Privacy is an American right
Rob Heise junior, marketing
I was just read a letter by SIUC alumnus Andrew Feltovich that was printed in Monday's edition of Daily Egyptian in which he states that there are no provisions in the U.S. Constitution that guarantee privacy. Therefore, the ACLU's defense of the Roe v. Wade (1973) decision, on the grounds of privacy is irrelevant, and the ACLU "?makes constitutional arguments when the document is completely silent."
It should be noted that the 4th, 9th and 14th Amendments to the Constitution have been interpreted to offer guarantees of the right of privacy. This guarantee of privacy has been upheld in a number of Supreme Court cases, thus creating common law provisions, in addition to legislative and Constitutional law.
The 4th Amendment, citizens are protected from unreasonable search and seizure.
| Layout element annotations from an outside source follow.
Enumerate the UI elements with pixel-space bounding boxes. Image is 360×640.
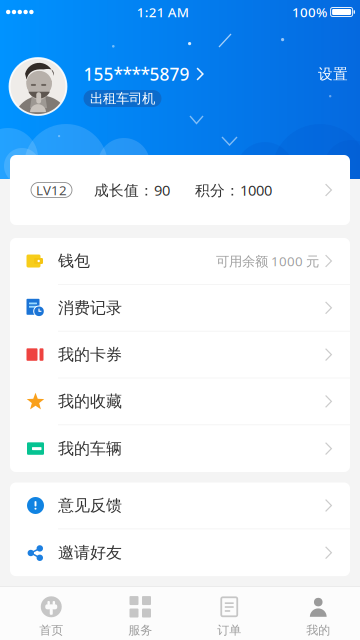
staticText: 成长值：90 <box>94 180 170 200</box>
staticText: LV12 <box>36 181 67 199</box>
button[interactable]: 意见反馈 <box>10 482 350 529</box>
staticText: 我的收藏 <box>58 392 122 411</box>
staticText: 我的车辆 <box>58 439 122 458</box>
staticText: 出租车司机 <box>90 90 155 107</box>
staticText: 服务 <box>128 623 152 638</box>
button[interactable]: 邀请好友 <box>10 529 350 576</box>
button[interactable]: 我的卡券 <box>10 332 350 378</box>
button[interactable]: 我的收藏 <box>10 378 350 425</box>
staticText: 邀请好友 <box>58 543 122 563</box>
button[interactable]: 我的车辆 <box>10 425 350 472</box>
button[interactable]: 设置 <box>318 57 348 85</box>
staticText: 我的卡券 <box>58 345 122 364</box>
staticText: 我的 <box>306 623 330 638</box>
staticText: 设置 <box>318 65 348 83</box>
staticText: 消费记录 <box>58 298 122 318</box>
staticText: 积分：1000 <box>195 180 272 200</box>
staticText: 1:21 AM <box>137 3 189 21</box>
button[interactable]: 消费记录 <box>10 285 350 332</box>
staticText: 首页 <box>39 623 63 638</box>
staticText: 100% <box>292 3 327 21</box>
staticText: 155****5879 <box>84 62 190 86</box>
button[interactable]: 首页 <box>7 587 96 640</box>
button[interactable]: 155****5879 <box>84 63 204 85</box>
button[interactable]: 我的 <box>274 587 360 640</box>
button[interactable]: 服务 <box>96 587 185 640</box>
staticText: 钱包 <box>58 251 90 271</box>
button[interactable]: 订单 <box>185 587 274 640</box>
staticText: 意见反馈 <box>58 496 122 515</box>
staticText: 订单 <box>217 623 241 638</box>
button[interactable]: 钱包 <box>10 238 350 285</box>
staticText: 可用余额 1000 元 <box>216 252 319 270</box>
button[interactable]: LV12 <box>10 155 350 225</box>
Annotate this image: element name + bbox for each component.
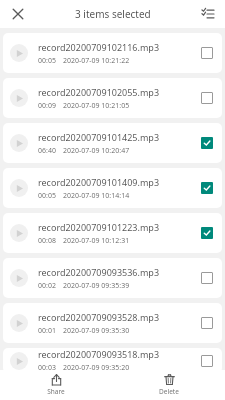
button[interactable]: record20200709093536.mp3 [3,258,222,298]
button[interactable]: record20200709093518.mp3 [3,348,222,373]
staticText: 2020-07-09 09:35:39 [63,281,130,291]
button[interactable]: record20200709102055.mp3 [3,78,222,118]
staticText: record20200709101223.mp3 [38,221,160,233]
staticText: 2020-07-09 09:35:30 [63,326,130,336]
staticText: record20200709093536.mp3 [38,266,160,278]
staticText: 00:05 [38,56,56,66]
staticText: 00:02 [38,281,56,291]
staticText: 00:08 [38,236,56,246]
staticText: 3 items selected [75,7,151,21]
staticText: Delete [159,387,179,396]
button[interactable]: record20200709101223.mp3 [3,213,222,253]
staticText: record20200709093528.mp3 [38,311,160,323]
staticText: 00:01 [38,326,56,336]
button[interactable]: record20200709102116.mp3 [3,33,222,73]
button[interactable]: record20200709101425.mp3 [3,123,222,163]
staticText: 00:05 [38,191,56,201]
staticText: Share [47,387,65,396]
button[interactable]: Not selected [192,303,222,343]
staticText: record20200709101409.mp3 [38,176,160,188]
staticText: 2020-07-09 10:12:31 [63,236,130,246]
button[interactable]: Not selected [192,348,222,373]
button[interactable]: Selected [192,213,222,253]
button[interactable]: Selected [192,168,222,208]
button[interactable]: Not selected [192,78,222,118]
staticText: record20200709102116.mp3 [38,41,160,53]
staticText: record20200709102055.mp3 [38,86,160,98]
staticText: record20200709093518.mp3 [38,348,160,360]
staticText: 00:09 [38,101,56,111]
button[interactable]: Delete [112,370,225,400]
staticText: 2020-07-09 10:21:05 [63,101,130,111]
button[interactable]: Share [0,370,112,400]
staticText: 2020-07-09 10:14:14 [63,191,130,201]
button[interactable]: Select all [191,0,225,28]
staticText: 2020-07-09 10:21:22 [63,56,130,66]
button[interactable]: record20200709101409.mp3 [3,168,222,208]
staticText: 2020-07-09 09:35:20 [63,363,130,373]
staticText: 2020-07-09 10:20:47 [63,146,130,156]
button[interactable]: record20200709093528.mp3 [3,303,222,343]
button[interactable]: Close [0,0,36,28]
button[interactable]: Selected [192,123,222,163]
button[interactable]: Not selected [192,258,222,298]
button[interactable]: Not selected [192,33,222,73]
staticText: 00:03 [38,363,56,373]
staticText: record20200709101425.mp3 [38,131,160,143]
staticText: 06:40 [38,146,56,156]
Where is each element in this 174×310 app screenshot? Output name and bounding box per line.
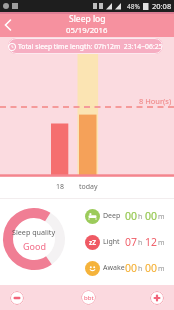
- staticText: 00: [125, 261, 138, 275]
- staticText: Total sleep time length: 07h12m 23:14~06…: [18, 42, 163, 51]
- staticText: 05/19/2016: [66, 25, 108, 36]
- staticText: 00: [125, 209, 138, 223]
- staticText: bbt: [84, 294, 94, 302]
- button[interactable]: Deep: [85, 206, 165, 226]
- button[interactable]: zZ: [85, 232, 165, 252]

The 9th Amendment states that rights guaranteed by the Constitution, will not disrespect other rights held by citizens. The Due Process clause of 14th Amendments guarantees that all citizens of the United States are entitled to equal protection under the law, and shall not be denied the right to life, liberty or property without due process of law.
In Mapp v. Ohio (1961), it is noted that the Fourth Amendment creates a "...right to privacy, no less important than any other right carefully and particularly reserved to the people."
This decision makes the 9th and 14th Amendments relevant to the idea of privacy, and was evoked by the Court for the 1963 decision of Griswold v. Connecticut.
In the Court's decision of Griswold, which tested the Constitutionality of a Connecticut law that banned the use of contraceptives and was a basis for Roe v. Wade, Justice Douglas, wrote in the majority opinion of the Constitutional issue of privacy, "The present case, then, concerns a relationship lying within the zone of privacy created by several fundamental constitutional guarantees."
In a more recent case that applied the Griswold precedent, Lawrence et al. v. Texas (2003), Justice Kennedy, writing for the majority, noted, "[I]n our tradition the State is not omnipresent in the home." Justice Kennedy continued, "We conclude the case should be resolved by determining whether the petitioners were free as adults to engage in the private conduct in the exercise of their liberty under the Due Process Clause of the 14th Amendment to the Constitution."
In the end, the Court reversed a decision that sexual conduct between consenting adults in the privacy of their own homes is not subject to the prosecution by the law whose jurisdiction the home is under, and, in fact, is protected by the liberty provision of the Due Process clause of the 14th Amendment.
So you see, Mr. Feltovich, that privacy is, and has been, a right that the United States offers to its citizens through both Constitutional law and common law. And without much effort, you can easily find laws relating to privacy that are offered via legislative law (see the do-not-call registry).